How seriously should we take the absence of average size adaptation? As we have framed it here, we find the absence of average size adaptation to be telling, since (a) we take it that most people consider average size to be a dimension that is represented by the visual system, and (b) we find no hint of such adaptation once we control for cumulative size. But, of course, there is always the possibility that average size adaptation may exist in other contexts. Consider the following from Webster (2016):“Can we adapt to anything? Despite the rich varieties of visual aftereffects, there are also limits to how the visual system can adapt. One obvious limit is set by the selectivity of the adaptation. If different patterns produce the same net activity within the sites controlling the adaptation, then they will not induce different states of adaptation, even if the stimuli are distinguishable” (p. 550).

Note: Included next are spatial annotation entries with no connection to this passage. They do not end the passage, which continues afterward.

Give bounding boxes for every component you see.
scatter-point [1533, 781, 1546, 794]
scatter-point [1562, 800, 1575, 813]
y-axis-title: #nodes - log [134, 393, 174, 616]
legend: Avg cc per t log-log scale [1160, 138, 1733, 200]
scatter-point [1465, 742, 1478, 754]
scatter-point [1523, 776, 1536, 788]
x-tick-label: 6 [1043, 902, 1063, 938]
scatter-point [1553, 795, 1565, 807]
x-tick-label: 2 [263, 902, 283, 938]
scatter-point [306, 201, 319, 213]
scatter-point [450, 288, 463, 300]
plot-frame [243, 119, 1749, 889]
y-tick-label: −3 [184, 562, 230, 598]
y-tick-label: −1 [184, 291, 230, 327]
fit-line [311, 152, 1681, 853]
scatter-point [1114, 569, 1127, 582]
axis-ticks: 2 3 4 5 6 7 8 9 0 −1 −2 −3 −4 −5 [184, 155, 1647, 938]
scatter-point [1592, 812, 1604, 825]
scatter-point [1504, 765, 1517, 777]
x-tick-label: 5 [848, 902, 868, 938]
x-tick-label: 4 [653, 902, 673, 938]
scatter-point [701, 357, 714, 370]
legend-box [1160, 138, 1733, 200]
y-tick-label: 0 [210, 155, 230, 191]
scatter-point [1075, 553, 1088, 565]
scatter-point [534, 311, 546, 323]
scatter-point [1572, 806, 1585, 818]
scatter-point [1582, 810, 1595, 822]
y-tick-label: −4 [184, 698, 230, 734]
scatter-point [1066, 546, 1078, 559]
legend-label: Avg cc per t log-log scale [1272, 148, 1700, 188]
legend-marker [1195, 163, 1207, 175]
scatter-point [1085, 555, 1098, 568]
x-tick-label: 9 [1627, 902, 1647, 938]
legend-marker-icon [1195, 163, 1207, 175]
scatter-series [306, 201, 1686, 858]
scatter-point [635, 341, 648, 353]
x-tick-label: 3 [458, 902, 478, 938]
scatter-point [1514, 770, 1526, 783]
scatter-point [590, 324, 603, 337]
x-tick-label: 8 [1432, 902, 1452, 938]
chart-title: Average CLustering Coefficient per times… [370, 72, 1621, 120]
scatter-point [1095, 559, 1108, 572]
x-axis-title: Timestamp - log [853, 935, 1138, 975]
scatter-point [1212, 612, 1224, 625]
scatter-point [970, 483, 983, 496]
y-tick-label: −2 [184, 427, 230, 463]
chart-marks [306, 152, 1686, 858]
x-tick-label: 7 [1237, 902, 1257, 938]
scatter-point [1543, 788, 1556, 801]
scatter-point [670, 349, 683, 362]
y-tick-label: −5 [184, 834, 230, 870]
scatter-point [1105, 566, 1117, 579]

We are not sure what it would mean in practice to say that certain patterns “produce the same net activity,” but we do accept in principle the possibility that, insofar as the neural mechanisms of adaptation are poorly understood, there are plenty of ways that adaptation might fail to manifest in certain contexts even when it is unambiguous in others. For this reason and others, we do not think our results could possibly be taken as definitive evidence that average size adaptation does not exist. Instead, we think our results should be viewed as a strong indication that we should approach average size adaptation with skepticism. These uncertainties could be addressed in future work.
Conclusion
Ensemble representation and adaptation are both key theoretical constructs in modern vision science. The study of one constrains the other: Insofar as ensemble properties are regarded as perceptual, as they often are, and insofar as adaptation is expected to occur over all perceptual properties (see, e.g., Burr et al., 2025), the presence or absence of adaptation to any putative ensemble property bears on debates about ensemble representation, adaptation, or both. Whether cumulative size adaptation is truly visual in nature remains an open question (Clarke & Yousif 2026). Nevertheless, our results indicate that properties that are typically seen to be represented in perception (average size) can fail to adapt. Findings like these bring us one step closer to a complete understanding of adaptation – and blunt the force of recent arguments premised on the assumed ubiquity of adaptation effects within perception.